While up a band (25-30mm), we have, from the left; two Torgano Indian boys (or, from the rest of the set; boys dressed as Indians), both missing their bows (very delicate), and a Comansi horse, although, with the flash, and saddle-spike, possibly a Sobre or similar knock-off? And a small handful of the Blue Box smallies, to the right.
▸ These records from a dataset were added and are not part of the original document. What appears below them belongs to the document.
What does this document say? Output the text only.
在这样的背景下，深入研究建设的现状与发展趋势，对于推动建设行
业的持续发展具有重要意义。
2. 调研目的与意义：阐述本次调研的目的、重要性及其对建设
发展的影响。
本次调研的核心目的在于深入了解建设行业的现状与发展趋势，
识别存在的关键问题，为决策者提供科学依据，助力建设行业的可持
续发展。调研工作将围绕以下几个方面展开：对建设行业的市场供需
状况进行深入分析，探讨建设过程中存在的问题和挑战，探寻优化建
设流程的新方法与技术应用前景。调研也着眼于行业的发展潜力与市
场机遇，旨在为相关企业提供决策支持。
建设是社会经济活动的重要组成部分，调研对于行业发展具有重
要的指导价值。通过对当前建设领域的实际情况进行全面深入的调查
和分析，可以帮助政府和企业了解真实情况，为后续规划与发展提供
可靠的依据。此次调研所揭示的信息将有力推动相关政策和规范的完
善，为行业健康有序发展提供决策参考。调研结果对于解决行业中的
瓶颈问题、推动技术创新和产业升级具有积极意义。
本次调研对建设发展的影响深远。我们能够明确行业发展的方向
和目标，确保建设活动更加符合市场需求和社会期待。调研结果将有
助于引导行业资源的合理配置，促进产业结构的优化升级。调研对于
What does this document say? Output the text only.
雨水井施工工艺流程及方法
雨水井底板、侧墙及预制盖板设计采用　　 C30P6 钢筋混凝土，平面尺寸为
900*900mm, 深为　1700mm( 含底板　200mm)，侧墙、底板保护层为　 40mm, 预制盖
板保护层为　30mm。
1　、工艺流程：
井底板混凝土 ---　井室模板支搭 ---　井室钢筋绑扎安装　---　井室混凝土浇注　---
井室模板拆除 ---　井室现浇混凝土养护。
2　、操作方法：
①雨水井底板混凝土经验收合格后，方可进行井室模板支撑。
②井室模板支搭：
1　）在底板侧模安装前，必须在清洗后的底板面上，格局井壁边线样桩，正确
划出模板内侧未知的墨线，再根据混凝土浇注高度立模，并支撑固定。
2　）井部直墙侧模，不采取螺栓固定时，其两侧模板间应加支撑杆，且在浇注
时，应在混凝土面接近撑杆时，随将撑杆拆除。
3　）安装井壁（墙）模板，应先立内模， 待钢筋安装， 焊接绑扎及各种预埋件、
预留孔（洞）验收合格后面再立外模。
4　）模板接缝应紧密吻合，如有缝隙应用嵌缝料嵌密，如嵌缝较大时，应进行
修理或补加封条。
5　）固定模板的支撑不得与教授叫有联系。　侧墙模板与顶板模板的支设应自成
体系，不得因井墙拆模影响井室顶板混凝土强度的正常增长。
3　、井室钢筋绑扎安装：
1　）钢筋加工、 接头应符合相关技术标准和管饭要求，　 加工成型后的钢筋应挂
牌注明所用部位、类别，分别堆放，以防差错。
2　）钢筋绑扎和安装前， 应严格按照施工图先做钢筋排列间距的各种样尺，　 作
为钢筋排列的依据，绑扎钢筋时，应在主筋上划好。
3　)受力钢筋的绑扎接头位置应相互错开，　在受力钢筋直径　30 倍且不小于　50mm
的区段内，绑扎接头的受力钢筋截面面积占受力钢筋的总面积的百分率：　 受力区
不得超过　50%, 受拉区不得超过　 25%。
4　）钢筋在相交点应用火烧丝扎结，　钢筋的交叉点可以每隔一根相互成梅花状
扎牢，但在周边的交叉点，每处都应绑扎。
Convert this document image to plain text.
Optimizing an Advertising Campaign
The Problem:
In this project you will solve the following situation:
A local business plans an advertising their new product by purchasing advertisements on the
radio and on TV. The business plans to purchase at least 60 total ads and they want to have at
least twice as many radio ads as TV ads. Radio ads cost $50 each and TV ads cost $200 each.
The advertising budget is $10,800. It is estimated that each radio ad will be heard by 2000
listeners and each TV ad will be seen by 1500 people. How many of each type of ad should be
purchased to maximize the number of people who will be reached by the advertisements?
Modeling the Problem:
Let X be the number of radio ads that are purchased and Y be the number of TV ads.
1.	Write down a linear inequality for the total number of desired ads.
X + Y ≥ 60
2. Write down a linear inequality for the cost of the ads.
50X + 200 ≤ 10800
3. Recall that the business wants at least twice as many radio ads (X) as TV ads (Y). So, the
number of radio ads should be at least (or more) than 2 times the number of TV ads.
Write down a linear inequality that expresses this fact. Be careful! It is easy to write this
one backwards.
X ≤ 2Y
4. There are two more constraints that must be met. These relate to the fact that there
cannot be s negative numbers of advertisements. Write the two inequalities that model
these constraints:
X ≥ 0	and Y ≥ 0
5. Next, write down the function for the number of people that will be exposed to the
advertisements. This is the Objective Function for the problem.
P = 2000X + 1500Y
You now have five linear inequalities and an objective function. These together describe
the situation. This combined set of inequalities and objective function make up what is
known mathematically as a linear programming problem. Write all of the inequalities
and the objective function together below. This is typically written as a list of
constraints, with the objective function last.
Finishing off with three interesting pirates, or 'a potential pirate', in the case of the right-hand figure, another one new to me, also with elements of Supreme/SP Toys output, but is he a cowboy, a pirate or a civilian of some kind? Possibly, a rather ephemeral figure from one of the many 'big box' pirate ship play-sets, over the years? Or, does he belong with the glossier, obvious cowboy (or detective?!) figure at the start of this post - I don't think so, but you have to look at every angle? Simply marked 'CHINA'.
 
On the left is a new-to-me, off-white, colour variant of the Thomas/Poplar pirates, we only looked at the other day, on the last Interrr'nationaaal Taark Like a Poirut Daye event, while in the middle is another of the revelations of Chris's box . . . 
 
. . . a marked Papo pirate, from the 1990's, who has nothing in common with the current range, which has been in the catalogue for years now, but that clearly provided the donor-sculpt for the smaller, Supreme pirate with similar blunderbuss?
 
Now, Papo themselves only claim to be 'nearly' 30 years old, so this (1999 CHINA) must be one of the earlier products in their range, and - I've just spent some time trying to Google them and only found the current set - so, I guess, A) they were a short-lived line, making this uncommon, or uncommon outside France (?) and B) the rest of the Papo set must be the other donors for the Supreme set?
 
And while I'm sure some people knew all or part of the above, nobody seems to have Blogged it, there's nothing on the Forums (or Papo's website), and nobody has pointed it out/corrected me, on all the occasions I've Blogged the Supreme set, which is now neither as old, nor as cool as I thought it was! Now I know, it's gotta'be about finding the others, and did Papo originally do the six SP Toys skeleton 'enemy' too?
 
And, all this is not to say I shouldn't have known, I have the early Papo catalogues somewhere, mostly donated by Peter Evans or another friend of the Blog (have they been in a show-report in PW magazine?), and, I guess, the set must be in some of them? But many thanks to Chris for sending it, and everything else above.